Irwin played music at the fence and community members donated water, food, and winter weather gear. It became a safe space for people experiencing homelessness to gather, with several sticking around to assist in guarding the fence.

Seiler said there were usually three to 10 people sleeping at the fence on any given day. People would drive by with bottles of soda, coffee, and the occasional offer of a hotel room.


Because of the sense of community and safety, in addition to an abundance of food, water, and winter gear, the fence has become a temporary home for many in Washington experiencing homelessness. On several instances, the D.C. Metropolitan Police Department has attempted to remove the belongings of those sleeping at the fence’s, Seiler has fought to maintain their right to stay there. Photo by Madison Muller for Sojourners.

Last week, Seiler said an anonymous donor even booked her and Irwin a two-night stay at the Hay-Adams Hotel, across the street from the fence, in anticipation of inclement weather.

But with Biden taking office, and no date planned for the fence’s removal, Seiler decided it was time for her to take a step back and for the art to come down.
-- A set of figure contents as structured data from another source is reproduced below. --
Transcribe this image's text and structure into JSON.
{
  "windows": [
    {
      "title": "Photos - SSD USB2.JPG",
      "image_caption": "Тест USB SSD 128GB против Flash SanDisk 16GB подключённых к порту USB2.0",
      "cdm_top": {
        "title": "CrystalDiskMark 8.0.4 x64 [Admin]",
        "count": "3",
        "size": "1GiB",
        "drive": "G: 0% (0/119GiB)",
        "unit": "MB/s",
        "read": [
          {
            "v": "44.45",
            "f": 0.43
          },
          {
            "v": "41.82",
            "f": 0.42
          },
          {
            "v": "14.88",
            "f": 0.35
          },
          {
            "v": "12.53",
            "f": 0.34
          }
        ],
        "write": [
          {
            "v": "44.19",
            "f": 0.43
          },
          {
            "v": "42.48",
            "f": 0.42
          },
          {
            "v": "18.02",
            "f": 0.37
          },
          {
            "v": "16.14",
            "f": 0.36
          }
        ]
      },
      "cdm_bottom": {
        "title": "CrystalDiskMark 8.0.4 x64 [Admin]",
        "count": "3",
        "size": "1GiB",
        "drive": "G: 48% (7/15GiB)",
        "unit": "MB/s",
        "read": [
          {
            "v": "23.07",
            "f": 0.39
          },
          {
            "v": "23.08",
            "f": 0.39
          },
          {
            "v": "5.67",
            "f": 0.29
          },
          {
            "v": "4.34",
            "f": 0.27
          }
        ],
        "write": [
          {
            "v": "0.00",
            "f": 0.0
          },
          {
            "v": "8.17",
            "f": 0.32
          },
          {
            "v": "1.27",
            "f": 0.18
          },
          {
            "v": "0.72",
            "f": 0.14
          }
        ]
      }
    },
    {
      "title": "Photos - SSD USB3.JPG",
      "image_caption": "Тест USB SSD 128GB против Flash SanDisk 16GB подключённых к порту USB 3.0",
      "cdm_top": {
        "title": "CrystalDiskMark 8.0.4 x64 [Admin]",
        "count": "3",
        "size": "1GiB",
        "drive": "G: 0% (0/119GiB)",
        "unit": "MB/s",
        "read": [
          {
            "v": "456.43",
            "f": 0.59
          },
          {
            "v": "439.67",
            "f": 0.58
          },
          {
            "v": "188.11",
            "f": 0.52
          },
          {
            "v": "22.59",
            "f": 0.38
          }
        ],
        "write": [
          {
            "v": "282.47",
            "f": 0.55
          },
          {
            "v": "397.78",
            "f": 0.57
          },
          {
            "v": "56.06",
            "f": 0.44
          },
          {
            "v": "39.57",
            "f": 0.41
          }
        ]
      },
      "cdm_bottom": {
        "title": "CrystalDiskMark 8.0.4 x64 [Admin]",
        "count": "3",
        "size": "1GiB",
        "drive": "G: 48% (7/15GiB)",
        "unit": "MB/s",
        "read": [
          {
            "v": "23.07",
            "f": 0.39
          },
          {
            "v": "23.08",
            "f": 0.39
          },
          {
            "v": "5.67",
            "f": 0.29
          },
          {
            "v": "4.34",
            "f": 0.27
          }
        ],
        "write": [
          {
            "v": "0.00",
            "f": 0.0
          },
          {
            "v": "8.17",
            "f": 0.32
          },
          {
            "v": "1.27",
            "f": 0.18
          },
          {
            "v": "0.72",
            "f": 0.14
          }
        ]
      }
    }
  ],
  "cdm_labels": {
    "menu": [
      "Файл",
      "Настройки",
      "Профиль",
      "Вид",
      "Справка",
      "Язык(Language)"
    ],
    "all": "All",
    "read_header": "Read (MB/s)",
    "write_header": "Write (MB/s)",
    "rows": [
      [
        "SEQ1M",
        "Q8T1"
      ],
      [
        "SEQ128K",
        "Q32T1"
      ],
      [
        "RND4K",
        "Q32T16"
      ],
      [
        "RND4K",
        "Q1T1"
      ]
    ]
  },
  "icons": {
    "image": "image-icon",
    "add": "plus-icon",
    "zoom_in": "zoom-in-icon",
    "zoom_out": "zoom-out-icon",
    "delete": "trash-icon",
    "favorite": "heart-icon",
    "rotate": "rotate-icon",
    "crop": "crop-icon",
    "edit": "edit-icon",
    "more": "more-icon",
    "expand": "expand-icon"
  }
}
“The work is not done,” Seiler said. “What we have to look forward to is that Biden signed an executive order to form a commission on police reform. So we are hopeful this can change the culture of police and somehow stop Black people from getting murdered.”

Seiler chose a simple cardboard circle with the words “All Black Lives Matter” in the center to take home as a keepsake.

“I chose this one because I feel that it speaks to the whole Black community,” Seiler said.